Don't take this the wrong way, your opinion is also vibes.

Let's ground that a bit.

Have a look at ARC AGI 1 challenge/benchmark. Solve a problem or two yourself. Know that ARC AGI 1 is practically solved by a few LLMs as of Q1 2025.

Then have a look at the ARC AGI 2 challenge. Solve a problem or two yourself. Note that as of today, it is unsolved by LLMs.

Then observe that the "difficulty" of ARC AGI 1 and 2 for a human are relatively the same but challenge 2 is much harder for LLMs than 1.

ARC AGI 2 is going to be solved *within* 12 months (my bet is on 6 months). If it's not, I'll never post about AI on HN again.

There's only one problem to solve, i.e. "how to make LLMs truly see like humans do". Right now, any vision based features that the models exhibit comes from maximizing the use of engineering (i.e. applying CNNs on image slices, chunks, maybe zooming and applying ocr, vector search etc), it isn't vision like ours and isn't a native feature for these models.

Once that's solved, then LLMs or new Algo will be able to use a computer perfectly by feeding it screen capture. End of white collar jobs 2-5 years after (as we know it).

Edit - added "(as we know it)". And fixed missing word.

Speaking of vibes.

As long as AI is guessing answers based on what it has seen before, it's not happening.

I'm sorry.
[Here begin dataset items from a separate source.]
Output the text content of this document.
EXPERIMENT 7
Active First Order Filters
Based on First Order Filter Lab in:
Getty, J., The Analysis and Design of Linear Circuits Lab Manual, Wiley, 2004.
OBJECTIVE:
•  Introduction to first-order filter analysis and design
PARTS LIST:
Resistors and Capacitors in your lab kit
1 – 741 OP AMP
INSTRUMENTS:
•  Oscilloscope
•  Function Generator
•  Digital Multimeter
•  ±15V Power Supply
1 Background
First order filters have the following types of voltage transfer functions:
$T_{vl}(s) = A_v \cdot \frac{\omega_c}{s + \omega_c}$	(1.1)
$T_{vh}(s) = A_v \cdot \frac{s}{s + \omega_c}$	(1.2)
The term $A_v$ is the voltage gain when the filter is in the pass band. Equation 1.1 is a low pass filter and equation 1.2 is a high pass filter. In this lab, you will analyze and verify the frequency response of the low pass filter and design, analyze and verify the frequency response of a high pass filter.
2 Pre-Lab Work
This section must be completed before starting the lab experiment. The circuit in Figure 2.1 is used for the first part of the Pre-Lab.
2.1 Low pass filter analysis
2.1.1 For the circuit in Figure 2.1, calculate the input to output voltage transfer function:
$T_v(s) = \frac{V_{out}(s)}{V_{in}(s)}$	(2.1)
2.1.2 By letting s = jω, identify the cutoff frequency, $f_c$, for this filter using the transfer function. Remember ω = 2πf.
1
It doesn't matter how many bazillions you would cash in if it did, still not happening.

It's all wishful thinking.

I thought to myself, imagine something you’ve never imagined before. My first thought was what if there is a universe inside of every vegetable that is vegetable themed with anthropomorphic vegetable characters and all the atoms and molecules are some how veggified and everything is a vegetable. And then I wondered if an AI could ever come up with that with infinite time and resources without a prompt and then I thought about monkeys and typewriters.

If you listen interview with Francois it'll be clear to you that "vision" in the way you refer it, has very little do to with solving ARC.
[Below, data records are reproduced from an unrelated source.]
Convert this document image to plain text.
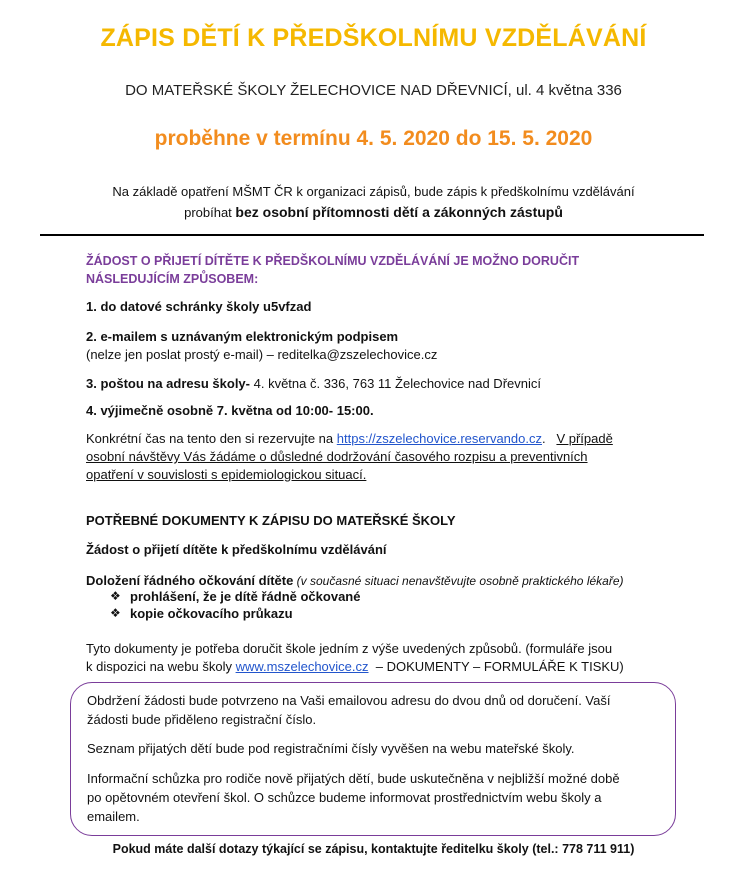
ZÁPIS DĚTÍ K PŘEDŠKOLNÍMU VZDĚLÁVÁNÍ
DO MATEŘSKÉ ŠKOLY ŽELECHOVICE NAD DŘEVNICÍ, ul. 4 května 336
proběhne v termínu 4. 5. 2020 do 15. 5. 2020
Na základě opatření MŠMT ČR k organizaci zápisů, bude zápis k předškolnímu vzdělávání
probíhat bez osobní přítomnosti dětí a zákonných zástupů
ŽÁDOST O PŘIJETÍ DÍTĚTE K PŘEDŠKOLNÍMU VZDĚLÁVÁNÍ JE MOŽNO DORUČIT
NÁSLEDUJÍCÍM ZPŮSOBEM:
1. do datové schránky školy u5vfzad
2. e-mailem s uznávaným elektronickým podpisem
(nelze jen poslat prostý e-mail) – reditelka@zszelechovice.cz
3. poštou na adresu školy- 4. května č. 336, 763 11 Želechovice nad Dřevnicí
4. výjimečně osobně 7. května od 10:00- 15:00.
Konkrétní čas na tento den si rezervujte na https://zszelechovice.reservando.cz.   V případě
osobní návštěvy Vás žádáme o důsledné dodržování časového rozpisu a preventivních
opatření v souvislosti s epidemiologickou situací.
POTŘEBNÉ DOKUMENTY K ZÁPISU DO MATEŘSKÉ ŠKOLY
Žádost o přijetí dítěte k předškolnímu vzdělávání
Doložení řádného očkování dítěte (v současné situaci nenavštěvujte osobně praktického lékaře)
❖ prohlášení, že je dítě řádně očkované
❖ kopie očkovacího průkazu
Tyto dokumenty je potřeba doručit škole jedním z výše uvedených způsobů. (formuláře jsou
k dispozici na webu školy www.mszelechovice.cz  – DOKUMENTY – FORMULÁŘE K TISKU)

Obdržení žádosti bude potvrzeno na Vaši emailovou adresu do dvou dnů od doručení. Vaší
žádosti bude přiděleno registrační číslo.

Seznam přijatých dětí bude pod registračními čísly vyvěšen na webu mateřské školy.

Informační schůzka pro rodiče nově přijatých dětí, bude uskutečněna v nejbližší možné době
po opětovném otevření škol. O schůzce budeme informovat prostřednictvím webu školy a
emailem.

Pokud máte další dotazy týkající se zápisu, kontaktujte ředitelku školy (tel.: 778 711 911)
And more to do with "fluid, adaptable intelligence, that learns on the fly"

That's fair. I care about the end result.

The problem is about taking information in 2D/3D space and solving the problem. Humans solve these things through vision. LLMs or AI can do it using another algorithm and internal representation that's way better.

I spent a long time thinking about how to solve the ARC AGI 2 puzzles "if I were an LLM" and I just couldn't think of a non-hacky way.
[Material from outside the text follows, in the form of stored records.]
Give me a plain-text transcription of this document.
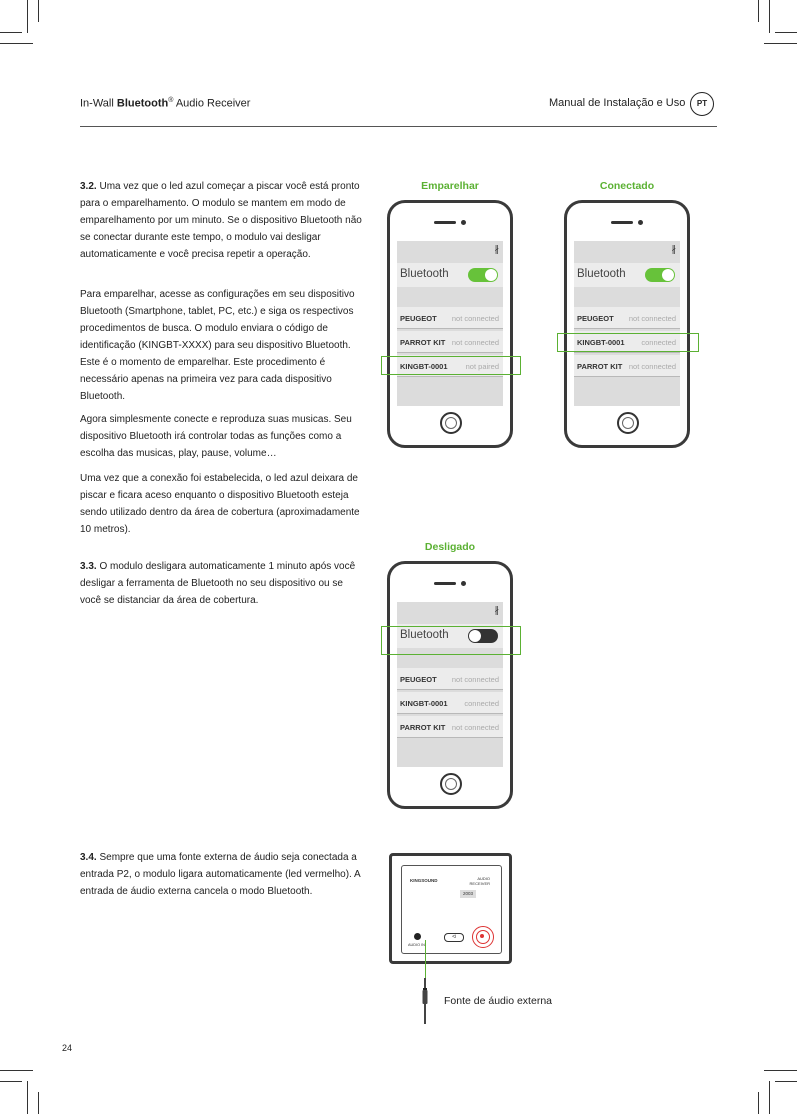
In-Wall Bluetooth® Audio Receiver	Manual de Instalação e Uso	PT
3.2. Uma vez que o led azul começar a piscar você está pronto para o emparelhamento. O modulo se mantem em modo de emparelhamento por um minuto. Se o dispositivo Bluetooth não se conectar durante este tempo, o modulo vai desligar automaticamente e você precisa repetir a operação.
Para emparelhar, acesse as configurações em seu dispositivo Bluetooth (Smartphone, tablet, PC, etc.) e siga os respectivos procedimentos de busca. O modulo enviara o código de identificação (KINGBT-XXXX) para seu dispositivo Bluetooth. Este é o momento de emparelhar. Este procedimento é necessário apenas na primeira vez para cada dispositivo Bluetooth.
Agora simplesmente conecte e reproduza suas musicas. Seu dispositivo Bluetooth irá controlar todas as funções como a escolha das musicas, play, pause, volume…
Uma vez que a conexão foi estabelecida, o led azul deixara de piscar e ficara aceso enquanto o dispositivo Bluetooth esteja sendo utilizado dentro da área de cobertura (aproximadamente 10 metros).
3.3. O modulo desligara automaticamente 1 minuto após você desligar a ferramenta de Bluetooth no seu dispositivo ou se você se distanciar da área de cobertura.
3.4. Sempre que uma fonte externa de áudio seja conectada a entrada P2, o modulo ligara automaticamente (led vermelho). A entrada de áudio externa cancela o modo Bluetooth.
Emparelhar
∦
Bluetooth
PEUGEOT not connected
PARROT KIT not connected
KINGBT-0001 not paired
Conectado
∦
Bluetooth
PEUGEOT not connected
KINGBT-0001 connected
PARROT KIT not connected
Desligado
∦
Bluetooth
PEUGEOT not connected
KINGBT-0001 connected
PARROT KIT not connected
KINGSOUND	AUDIO RECEIVER
2003
AUDIO IN
ᐊ
Fonte de áudio externa
24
People who're blind use braille or touch to extract 2D/3D information. I don't know how blind people represent 2D/3D info once it's in their brain.

>AI can do it using another algorithm and internal representation that's way better

AI famously needs a boat load of energy and computation to work. How would you describe that as "way better" than a human brain that will be able to solve them faster, with practically zero energy expenditure?

>I'll never post about AI on HN again

Saving this. One less overconfident AI zealot, the better.